Suppressing EBV activities may therefore restore the apoptosis
process, which could explain the cell death observed in our
experiment. Annexin V staining revealed a distinct subpopulation of
cells with intact cell membrane but exposed phosphatidylserine,
suggesting cell death through apoptosis (FIGS. 18-20). Bright field
microscopy showed obvious apoptotic cell morphology (FIGS. 21-22)
and fluorescent staining demonstrated drastic DNA fragmentation
(FIGS. 23-26). Altogether this evidence suggests restoration of the
normal host cell apoptosis pathway after EBV genome
destruction.
[0189] Complete Clearance of EBV in a Subpopulation.
[0190] To study the potential connection between cell proliferation
arrest and EBV genome editing, we quantified the EBV load in
different samples with digital PCR targeting EBNA1. Another Taqman
assay targeting a conserved human somatic locus served as the
internal control for human DNA normalization.

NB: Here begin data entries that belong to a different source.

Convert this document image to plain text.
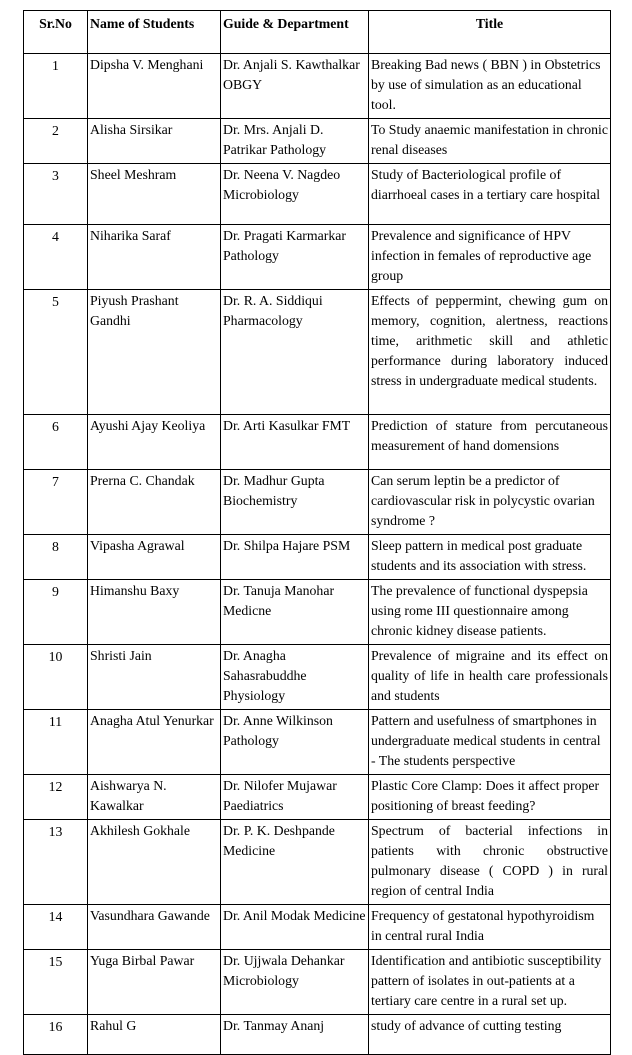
Sr.No	Name of Students	Guide & Department	Title
1	Dipsha V. Menghani	Dr. Anjali S. Kawthalkar OBGY	Breaking Bad news ( BBN ) in Obstetrics by use of simulation as an educational tool.
2	Alisha Sirsikar	Dr. Mrs. Anjali D. Patrikar Pathology	To Study anaemic manifestation in chronic renal diseases
3	Sheel Meshram	Dr. Neena V. Nagdeo Microbiology	Study of Bacteriological profile of diarrhoeal cases in a tertiary care hospital
4	Niharika Saraf	Dr. Pragati Karmarkar Pathology	Prevalence and significance of HPV infection in females of reproductive age group
5	Piyush Prashant Gandhi	Dr. R. A. Siddiqui Pharmacology	Effects of peppermint, chewing gum on memory, cognition, alertness, reactions time, arithmetic skill and athletic performance during laboratory induced stress in undergraduate medical students.
6	Ayushi Ajay Keoliya	Dr. Arti Kasulkar FMT	Prediction of stature from percutaneous measurement of hand domensions
7	Prerna C. Chandak	Dr. Madhur Gupta Biochemistry	Can serum leptin be a predictor of cardiovascular risk in polycystic ovarian syndrome ?
8	Vipasha Agrawal	Dr. Shilpa Hajare PSM	Sleep pattern in medical post graduate students and its association with stress.
9	Himanshu Baxy	Dr. Tanuja Manohar Medicne	The prevalence of functional dyspepsia using rome III questionnaire among chronic kidney disease patients.
10	Shristi Jain	Dr. Anagha Sahasrabuddhe Physiology	Prevalence of migraine and its effect on quality of life in health care professionals and students
11	Anagha Atul Yenurkar	Dr. Anne Wilkinson Pathology	Pattern and usefulness of smartphones in undergraduate medical students in central - The students perspective
12	Aishwarya N. Kawalkar	Dr. Nilofer Mujawar Paediatrics	Plastic Core Clamp: Does it affect proper positioning of breast feeding?
13	Akhilesh Gokhale	Dr. P. K. Deshpande Medicine	Spectrum of bacterial infections in patients with chronic obstructive pulmonary disease ( COPD ) in rural region of central India
14	Vasundhara Gawande	Dr. Anil Modak Medicine	Frequency of gestatonal hypothyroidism in central rural India
15	Yuga Birbal Pawar	Dr. Ujjwala Dehankar Microbiology	Identification and antibiotic susceptibility pattern of isolates in out-patients at a tertiary care centre in a rural set up.
16	Rahul G	Dr. Tanmay Ananj	study of advance of cutting testing
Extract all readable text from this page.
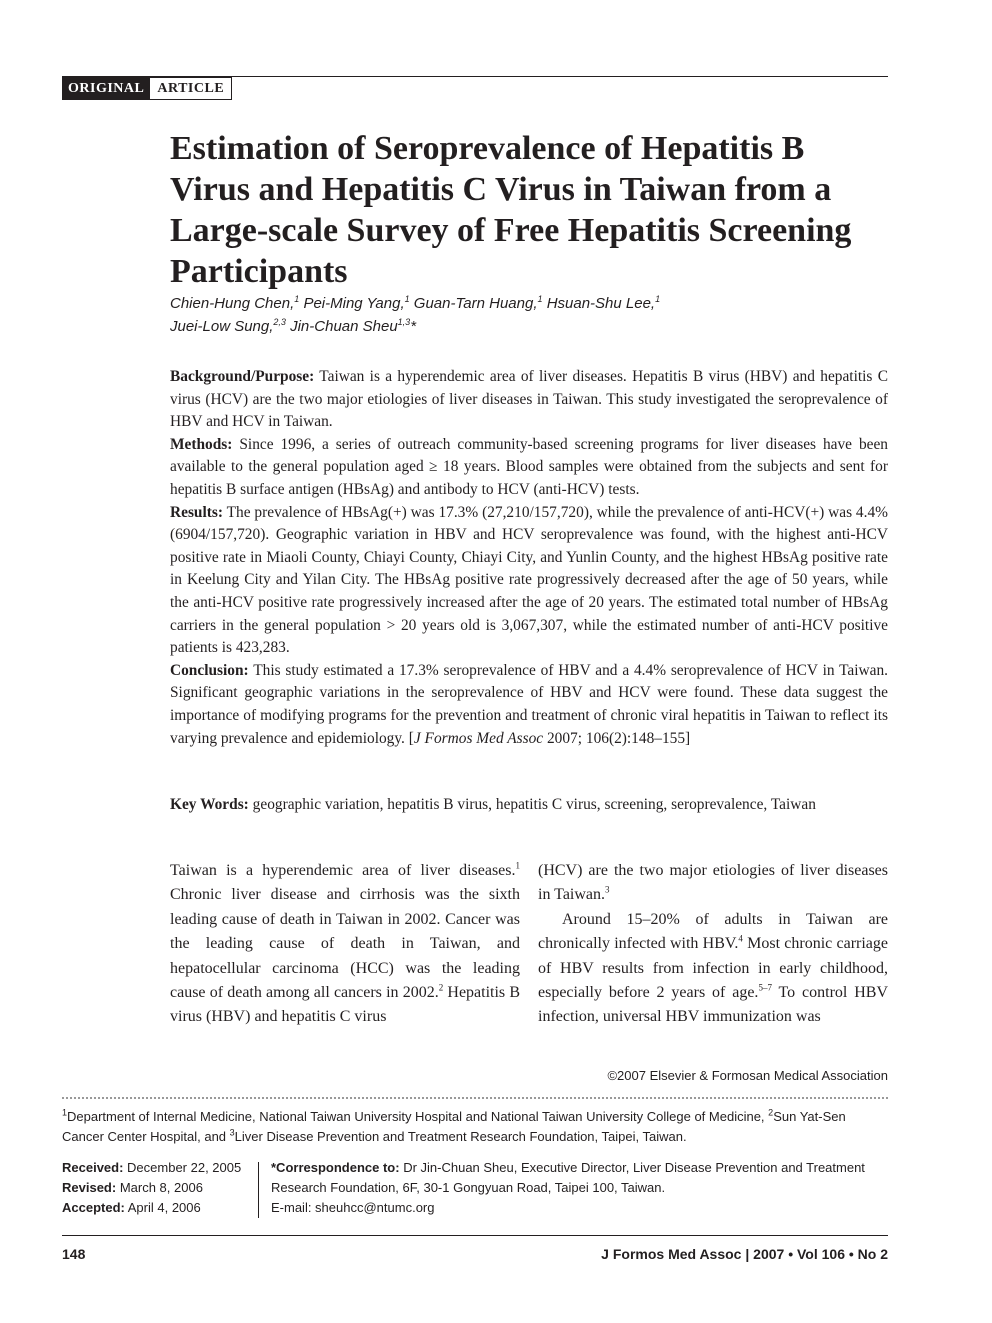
ORIGINAL ARTICLE
Estimation of Seroprevalence of Hepatitis B Virus and Hepatitis C Virus in Taiwan from a Large-scale Survey of Free Hepatitis Screening Participants
Chien-Hung Chen,$^1$ Pei-Ming Yang,$^1$ Guan-Tarn Huang,$^1$ Hsuan-Shu Lee,$^1$
Juei-Low Sung,$^{2,3}$ Jin-Chuan Sheu$^{1,3}$*

Background/Purpose: Taiwan is a hyperendemic area of liver diseases. Hepatitis B virus (HBV) and hepatitis C virus (HCV) are the two major etiologies of liver diseases in Taiwan. This study investigated the seroprevalence of HBV and HCV in Taiwan.

Methods: Since 1996, a series of outreach community-based screening programs for liver diseases have been available to the general population aged ≥ 18 years. Blood samples were obtained from the subjects and sent for hepatitis B surface antigen (HBsAg) and antibody to HCV (anti-HCV) tests.

Results: The prevalence of HBsAg(+) was 17.3% (27,210/157,720), while the prevalence of anti-HCV(+) was 4.4% (6904/157,720). Geographic variation in HBV and HCV seroprevalence was found, with the highest anti-HCV positive rate in Miaoli County, Chiayi County, Chiayi City, and Yunlin County, and the highest HBsAg positive rate in Keelung City and Yilan City. The HBsAg positive rate progressively decreased after the age of 50 years, while the anti-HCV positive rate progressively increased after the age of 20 years. The estimated total number of HBsAg carriers in the general population > 20 years old is 3,067,307, while the estimated number of anti-HCV positive patients is 423,283.

Conclusion: This study estimated a 17.3% seroprevalence of HBV and a 4.4% seroprevalence of HCV in Taiwan. Significant geographic variations in the seroprevalence of HBV and HCV were found. These data suggest the importance of modifying programs for the prevention and treatment of chronic viral hepatitis in Taiwan to reflect its varying prevalence and epidemiology. [J Formos Med Assoc 2007; 106(2):148–155]

Key Words: geographic variation, hepatitis B virus, hepatitis C virus, screening, seroprevalence, Taiwan

Taiwan is a hyperendemic area of liver diseases.$^1$ Chronic liver disease and cirrhosis was the sixth leading cause of death in Taiwan in 2002. Cancer was the leading cause of death in Taiwan, and hepatocellular carcinoma (HCC) was the leading cause of death among all cancers in 2002.$^2$ Hepatitis B virus (HBV) and hepatitis C virus

(HCV) are the two major etiologies of liver diseases in Taiwan.$^3$

Around 15–20% of adults in Taiwan are chronically infected with HBV.$^4$ Most chronic carriage of HBV results from infection in early childhood, especially before 2 years of age.$^{5-7}$ To control HBV infection, universal HBV immunization was

©2007 Elsevier & Formosan Medical Association
$^1$Department of Internal Medicine, National Taiwan University Hospital and National Taiwan University College of Medicine, $^2$Sun Yat-Sen Cancer Center Hospital, and $^3$Liver Disease Prevention and Treatment Research Foundation, Taipei, Taiwan.
Received: December 22, 2005
Revised: March 8, 2006
Accepted: April 4, 2006
*Correspondence to: Dr Jin-Chuan Sheu, Executive Director, Liver Disease Prevention and Treatment Research Foundation, 6F, 30-1 Gongyuan Road, Taipei 100, Taiwan.
E-mail: sheuhcc@ntumc.org
148	J Formos Med Assoc | 2007 • Vol 106 • No 2
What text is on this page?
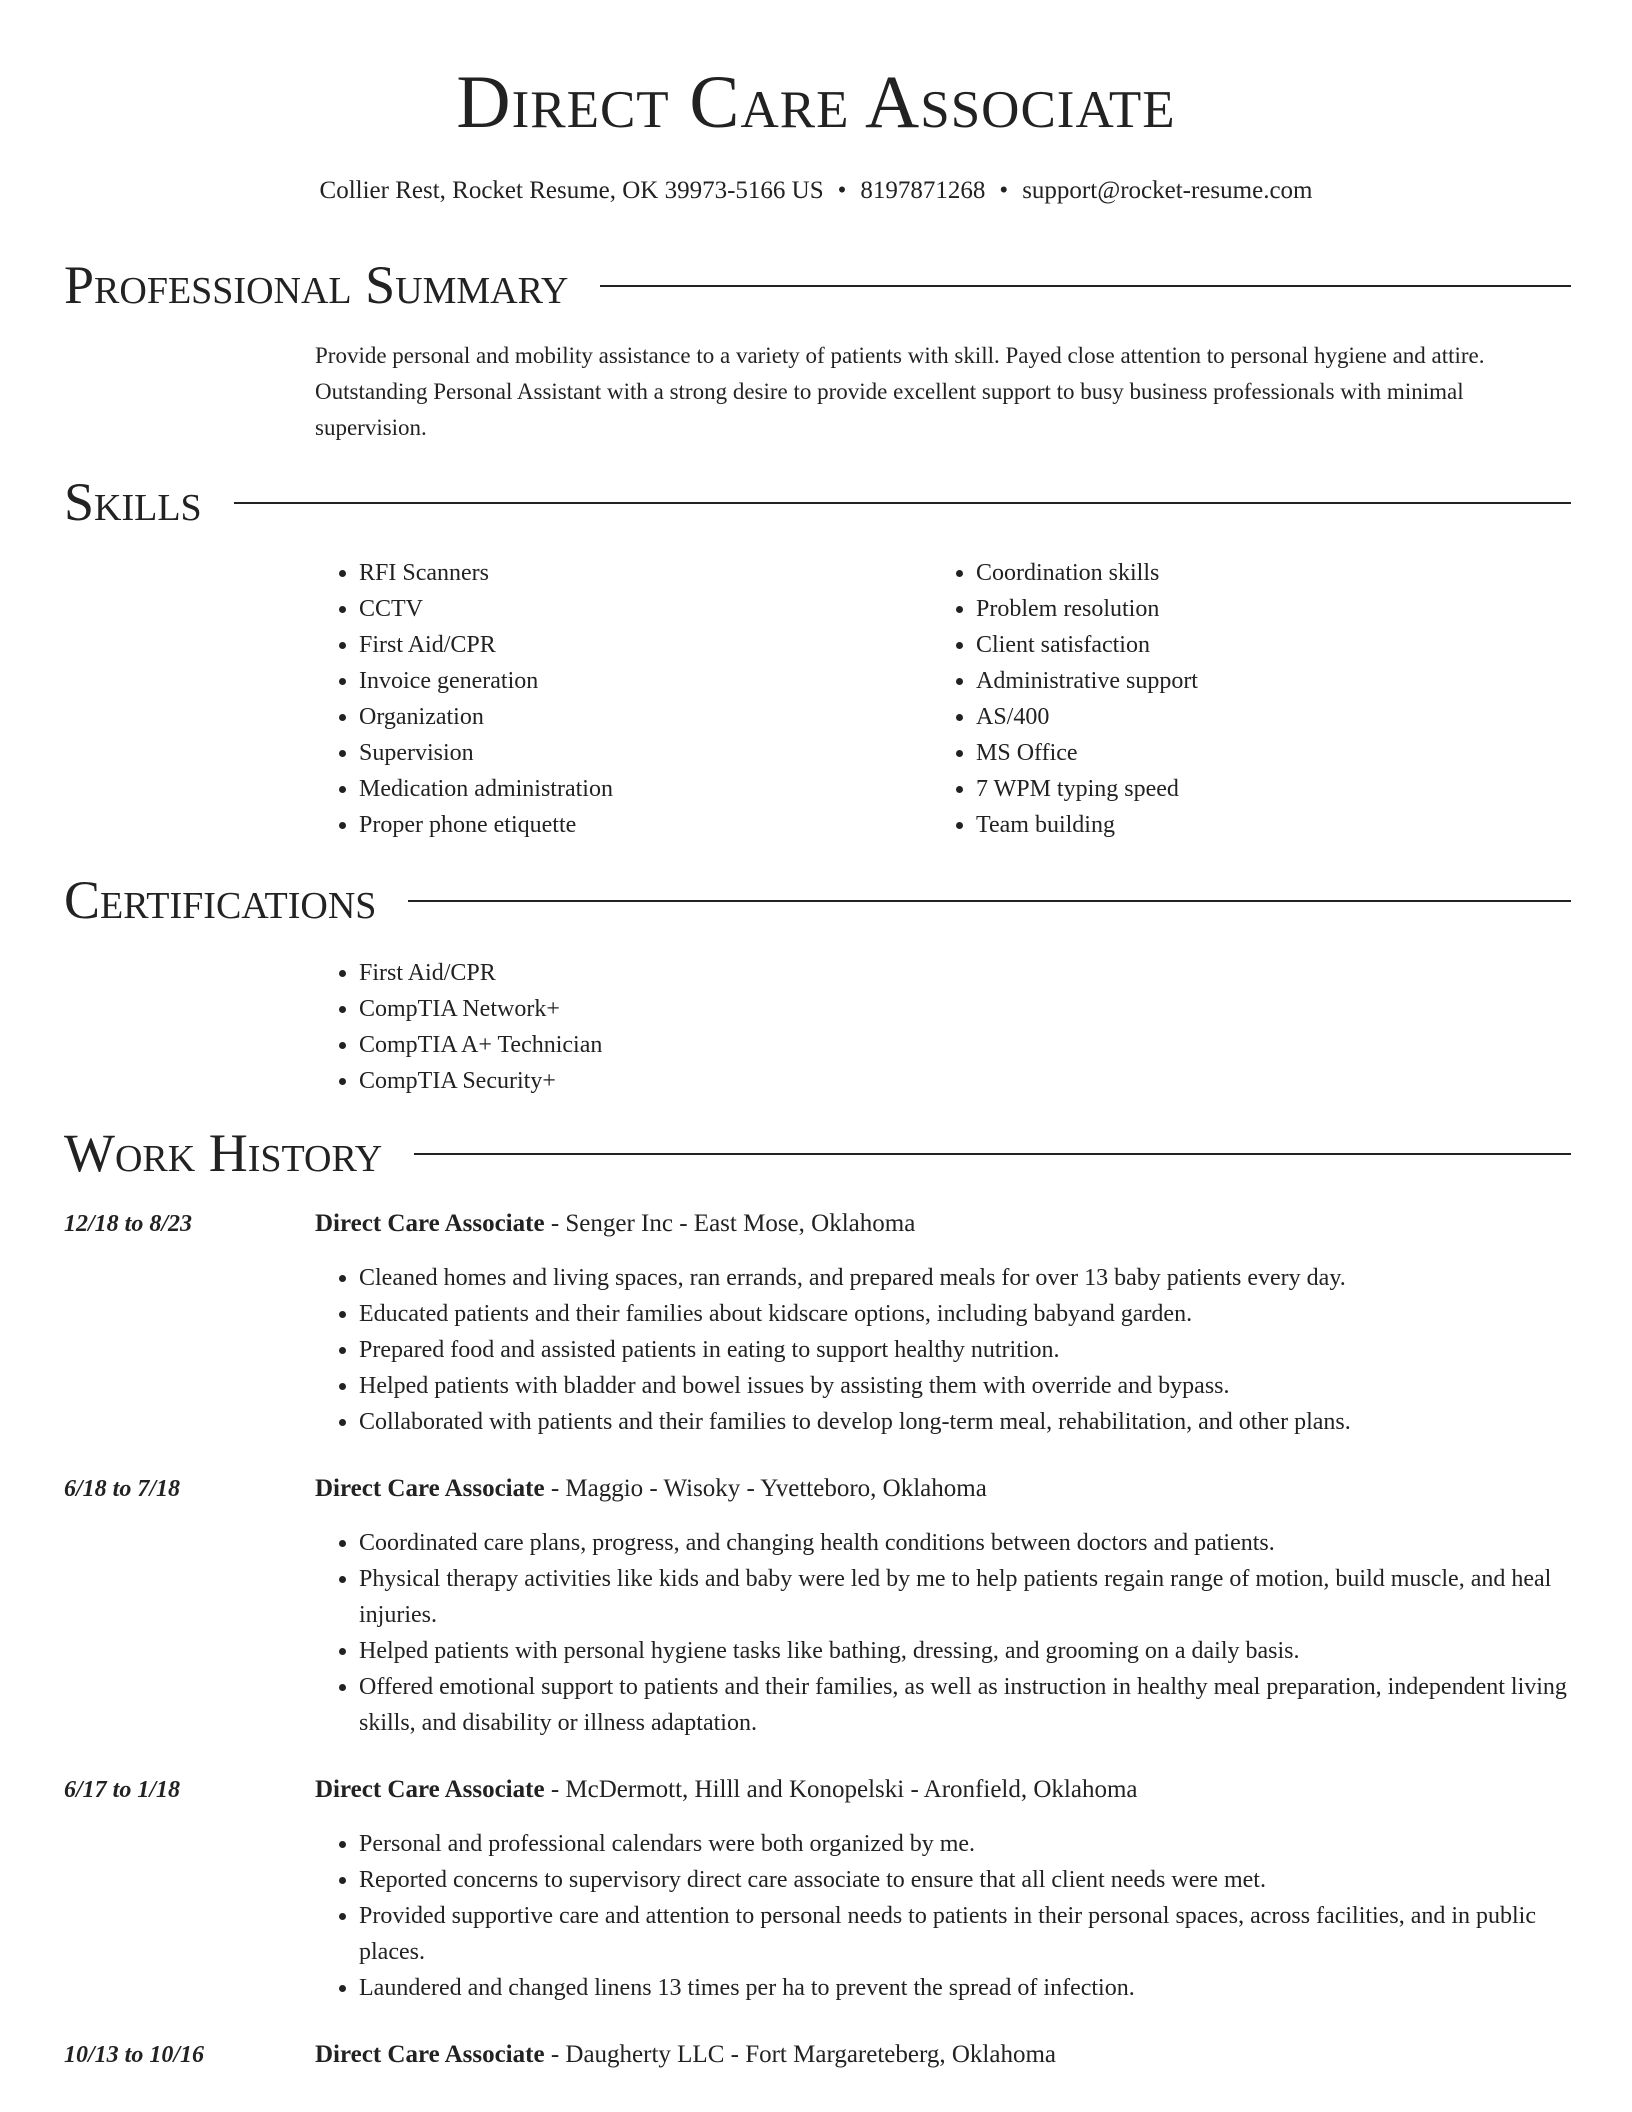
Direct Care Associate
Collier Rest, Rocket Resume, OK 39973-5166 US • 8197871268 • support@rocket-resume.com
Professional Summary

Provide personal and mobility assistance to a variety of patients with skill. Payed close attention to personal hygiene and attire. Outstanding Personal Assistant with a strong desire to provide excellent support to busy business professionals with minimal supervision.

Skills
• RFI Scanners
• CCTV
• First Aid/CPR
• Invoice generation
• Organization
• Supervision
• Medication administration
• Proper phone etiquette
• Coordination skills
• Problem resolution
• Client satisfaction
• Administrative support
• AS/400
• MS Office
• 7 WPM typing speed
• Team building
Certifications
• First Aid/CPR
• CompTIA Network+
• CompTIA A+ Technician
• CompTIA Security+
Work History
12/18 to 8/23	Direct Care Associate - Senger Inc - East Mose, Oklahoma
• Cleaned homes and living spaces, ran errands, and prepared meals for over 13 baby patients every day.
• Educated patients and their families about kidscare options, including babyand garden.
• Prepared food and assisted patients in eating to support healthy nutrition.
• Helped patients with bladder and bowel issues by assisting them with override and bypass.
• Collaborated with patients and their families to develop long-term meal, rehabilitation, and other plans.
6/18 to 7/18	Direct Care Associate - Maggio - Wisoky - Yvetteboro, Oklahoma
• Coordinated care plans, progress, and changing health conditions between doctors and patients.
• Physical therapy activities like kids and baby were led by me to help patients regain range of motion, build muscle, and heal injuries.
• Helped patients with personal hygiene tasks like bathing, dressing, and grooming on a daily basis.
• Offered emotional support to patients and their families, as well as instruction in healthy meal preparation, independent living skills, and disability or illness adaptation.
6/17 to 1/18	Direct Care Associate - McDermott, Hilll and Konopelski - Aronfield, Oklahoma
• Personal and professional calendars were both organized by me.
• Reported concerns to supervisory direct care associate to ensure that all client needs were met.
• Provided supportive care and attention to personal needs to patients in their personal spaces, across facilities, and in public places.
• Laundered and changed linens 13 times per ha to prevent the spread of infection.
10/13 to 10/16	Direct Care Associate - Daugherty LLC - Fort Margareteberg, Oklahoma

[0191] FIG. 27 shows EBV load after different CRISPR treatments by
digital PCR, where Cas9 and Cas9-oriP had two replicates, and
sgEBV1-7 had 5 replicates.
[0192] FIG. 28 shows microscopy of captured single cell for
whole-genome amplification.
[0193] FIG. 29 shows microscopy of captured single cell for
whole-genome amplification.
[0194] FIG. 30 gives a histogram of EBV quantitative PCR Ct values
from single cells before treatment.
[0195] FIG. 31 gives a histogram of EBV quantitative PCR Ct values
from single live cells 7 days after sgEBV1-7 treatment, where the
dash lines in FIGS. 30 & 31 represent Ct values of one EBV
genome per cell.
[0196] On average, each untreated Raji cell has 42 copies of EBV
genome (FIG. 27). Cells treated with a Cas9 plasmid that lacked
oriP or sgEBV did not have an obvious difference in EBV load
difference from the untreated control. Cells treated with a
Cas9-plasmid with oriP but no sgEBV had an EBV load that was
reduced by .about.50%. In conjunction with the prior observation
that cells from this experiment did not show any difference in
proliferation rate, we interpret this as likely due to competition
for EBNA1 binding during plasmid replication. The addition of the
guide RNA cocktail sgEBV1-7 to the transfection dramatically
reduced the EBV load. Both the live and dead cells have >60% EBV
decrease comparing to the untreated control.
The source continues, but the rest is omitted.